When numbers get complicated: mining thoughts

Project update for Surveying Applicability of Energy Recovery Technology for Waste Treatment

Project investigator: Aduramo Lasode

Energy, specifically renewable energy has gained a perpetual spotlight as weather patterns continue to change and social pressure for public policy action increases. Renewable energy conversations are expanding beyond traditional solar and wind sources, to evaluate other options for decreasing greenhouse gas (GHG) emissions. One of the industries that offers an opportunity to mitigate GHG emissions is waste treatment, through energy recovery processes. Energy recovery leverages prime mover technologies, for example turbines, fuel cells and internal combustion engines, in power or heat generation from biogas obtained during waste treatment. A preliminary study I conducted leveraged a data-driven approach to recommending prime mover technologies based on efficiency, an important factor for consideration. During this first take, some challenges presented an opportunity to explore resources at the HathiTrust Research Center (HTRC).
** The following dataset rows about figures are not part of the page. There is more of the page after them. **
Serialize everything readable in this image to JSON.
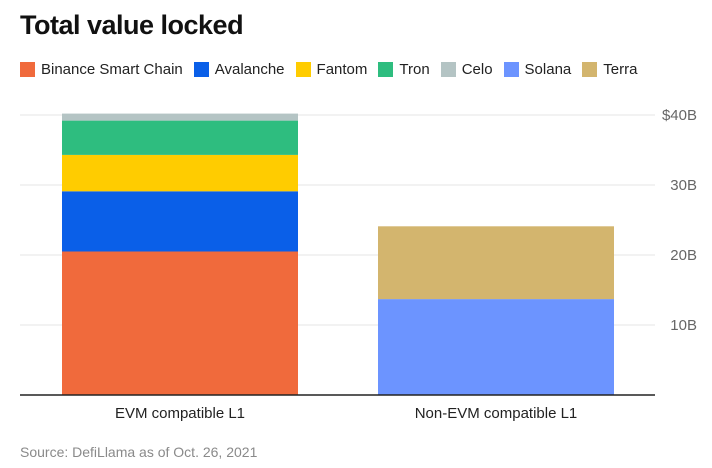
{
  "chart_data": {
    "type": "bar",
    "stacked": true,
    "title": "Total value locked",
    "source": "Source: DefiLlama as of Oct. 26, 2021",
    "categories": [
      "EVM compatible L1",
      "Non-EVM compatible L1"
    ],
    "series": [
      {
        "name": "Binance Smart Chain",
        "color": "#f06a3c",
        "values": [
          20.5,
          0
        ]
      },
      {
        "name": "Avalanche",
        "color": "#0a5fe8",
        "values": [
          8.6,
          0
        ]
      },
      {
        "name": "Fantom",
        "color": "#ffcc00",
        "values": [
          5.2,
          0
        ]
      },
      {
        "name": "Tron",
        "color": "#2ebd7f",
        "values": [
          4.9,
          0
        ]
      },
      {
        "name": "Celo",
        "color": "#b4c4c4",
        "values": [
          1.0,
          0
        ]
      },
      {
        "name": "Solana",
        "color": "#6c94ff",
        "values": [
          0,
          13.7
        ]
      },
      {
        "name": "Terra",
        "color": "#d3b56e",
        "values": [
          0,
          10.4
        ]
      }
    ],
    "ylim": [
      0,
      40
    ],
    "yticks": [
      {
        "value": 10,
        "label": "10B"
      },
      {
        "value": 20,
        "label": "20B"
      },
      {
        "value": 30,
        "label": "30B"
      },
      {
        "value": 40,
        "label": "$40B"
      }
    ],
    "xlabel": "",
    "ylabel": "",
    "grid": true,
    "legend_position": "top"
  }
}
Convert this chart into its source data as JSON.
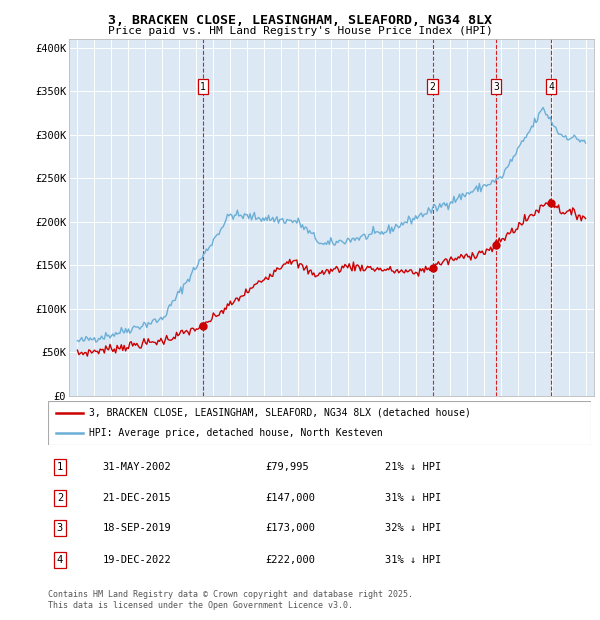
{
  "title": "3, BRACKEN CLOSE, LEASINGHAM, SLEAFORD, NG34 8LX",
  "subtitle": "Price paid vs. HM Land Registry's House Price Index (HPI)",
  "legend_line1": "3, BRACKEN CLOSE, LEASINGHAM, SLEAFORD, NG34 8LX (detached house)",
  "legend_line2": "HPI: Average price, detached house, North Kesteven",
  "footer1": "Contains HM Land Registry data © Crown copyright and database right 2025.",
  "footer2": "This data is licensed under the Open Government Licence v3.0.",
  "sales": [
    {
      "num": 1,
      "date": "31-MAY-2002",
      "price": 79995,
      "pct": "21% ↓ HPI",
      "x_year": 2002.41
    },
    {
      "num": 2,
      "date": "21-DEC-2015",
      "price": 147000,
      "pct": "31% ↓ HPI",
      "x_year": 2015.97
    },
    {
      "num": 3,
      "date": "18-SEP-2019",
      "price": 173000,
      "pct": "32% ↓ HPI",
      "x_year": 2019.71
    },
    {
      "num": 4,
      "date": "19-DEC-2022",
      "price": 222000,
      "pct": "31% ↓ HPI",
      "x_year": 2022.96
    }
  ],
  "hpi_color": "#6baed6",
  "price_color": "#cc0000",
  "sale_marker_color": "#cc0000",
  "vline_color": "#cc0000",
  "background_color": "#dce9f5",
  "plot_bg_color": "#dce9f5",
  "grid_color": "#ffffff",
  "ylim": [
    0,
    410000
  ],
  "xlim_start": 1994.5,
  "xlim_end": 2025.5,
  "yticks": [
    0,
    50000,
    100000,
    150000,
    200000,
    250000,
    300000,
    350000,
    400000
  ],
  "ytick_labels": [
    "£0",
    "£50K",
    "£100K",
    "£150K",
    "£200K",
    "£250K",
    "£300K",
    "£350K",
    "£400K"
  ],
  "xticks": [
    1995,
    1996,
    1997,
    1998,
    1999,
    2000,
    2001,
    2002,
    2003,
    2004,
    2005,
    2006,
    2007,
    2008,
    2009,
    2010,
    2011,
    2012,
    2013,
    2014,
    2015,
    2016,
    2017,
    2018,
    2019,
    2020,
    2021,
    2022,
    2023,
    2024,
    2025
  ]
}
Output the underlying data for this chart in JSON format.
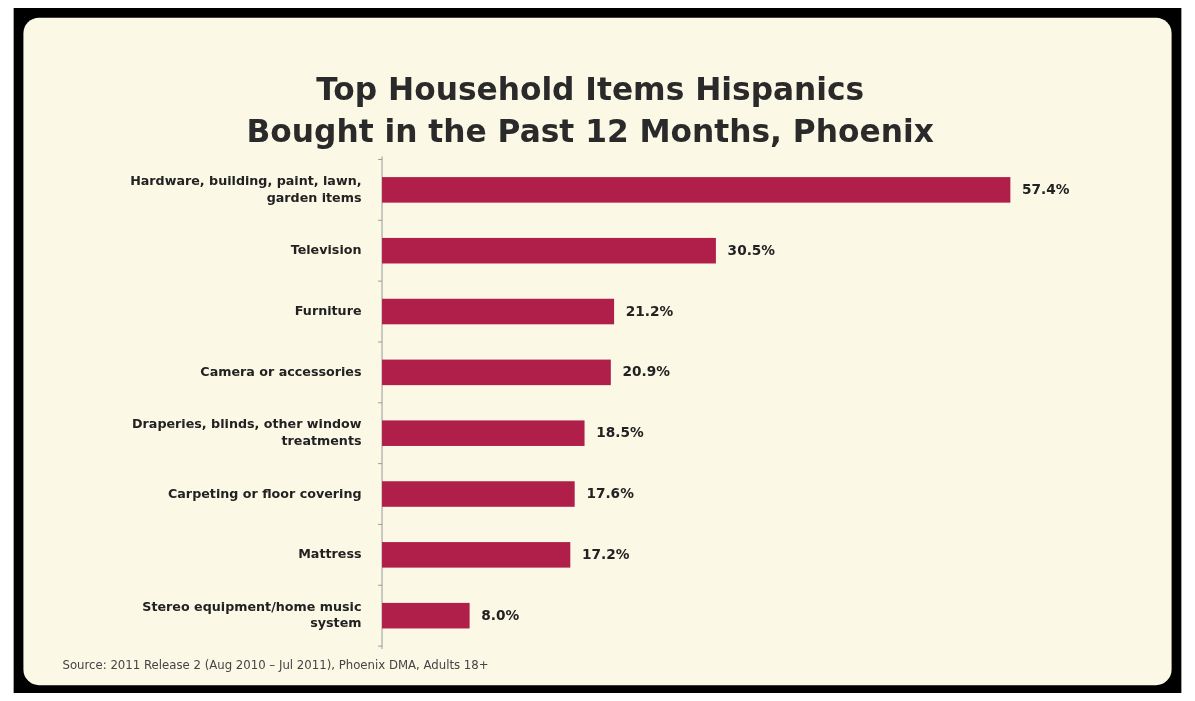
{
  "chart_data": {
    "type": "bar",
    "orientation": "horizontal",
    "title": "Top Household Items Hispanics\nBought in the Past 12 Months, Phoenix",
    "categories": [
      "Hardware, building, paint, lawn,\ngarden items",
      "Television",
      "Furniture",
      "Camera or accessories",
      "Draperies, blinds, other window\ntreatments",
      "Carpeting or floor covering",
      "Mattress",
      "Stereo equipment/home music\nsystem"
    ],
    "values": [
      57.4,
      30.5,
      21.2,
      20.9,
      18.5,
      17.6,
      17.2,
      8.0
    ],
    "value_labels": [
      "57.4%",
      "30.5%",
      "21.2%",
      "20.9%",
      "18.5%",
      "17.6%",
      "17.2%",
      "8.0%"
    ],
    "color": "#b01e4a",
    "annotations": [
      "Source: 2011 Release 2 (Aug 2010 – Jul 2011), Phoenix DMA, Adults 18+"
    ]
  }
}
HTRC offered a wide range of data sources, with an automated mining appeal.

A crucial first step in kicking off the Advanced Collaboration Support (ACS) project was activating an interdisciplinary team, with expertise for this type of problem and study approach. My background is in mechanical engineering and combustion applications through the Thomas E Murphy Engine Research Lab at the University of Minnesota. During the course of my application to the HTRC ACS program, I was able to enlist the help of a Digital Media Librarian at the University of Minnesota Libraries who is familiar with text mining. It was important to clearly define the scope of text mining within the multiple volumes of HathiTrust, and devise ways to identify areas of interest. In addition, the team from HTRC helped in the beginning to understand digital library structure and terminology, quite fascinating I must add. Understanding how search terms work, how scanned text and figures are classified using metadata, how volume contents are represented for internal catalog systems, all complimented my technical knowledge in creating search input and extraction logic.

The proposed project scope explores six prime mover technologies: gas turbine, steam turbine, microturbine, reciprocating internal combustion engine, solid oxide fuel cell and Stirling engine. Some pre-extraction steps include building a list of synonyms for each of the technology names and factors of interest. On average, there were two variations of each technology name and units were considered for search terms regarding efficiency, cost and fuel terms. The project requires a nested search approach that first matches technology occurrence before doing a streamlined search for efficiency cost and fuel terms. The relevant volumes can then be filtered to reduce the chances of obtaining false positives and potentially reduce computational cost. Spot checks are done on a random collection of volumes within the filtered list to identify catalog groups that could be further excluded. For example, cookbooks for an acronym match for RICE or fiction and musicals for name matches. An initial single term search produced technology matches in more than 1 million volumes. A filtering based on relevant dates, language and efficiency, cost or fuel factor matches reduces the volumes of interest to under 750 thousand. An exclusion of volumes based on performed spot checks eliminates another 10 thousand volumes. The following illustration maps out the approach adopted by the team working on this project.


Text mining is an exciting adventure for data-driven studies like mine. One word that makes this adventure quite challenging is “association”. The notion that the search features an intrinsic relationship between factors of interest. An example of the ideal data entry is an instance in a volume page or sentence that names a single technology of interest, states its power rating and states the efficiency (cost or fuel) information for the same unit. Linking three factors in this mining process presents unique challenges when compared with text mining that might identify and extract single-term search matches. This introduces a matter of confidence in accuracy of data extracted, which is of high priority when considering information to be extracted from volumes in the library that are not available for full-view due to copyright reasons. One approach this project team is exploring leverages logic-based algorithms that leverage knowledge of how the information to be extracted is typically presented in published volumes. For example, presentation styles could imply proximity of search terms in documents. With a high confidence in the extracted data, further analysis can be conducted to achieve the broader impact of this project- recommending prime mover technology using a data driven approach to navigate intricate decision factors of technology efficiency, cost and fuel utilization.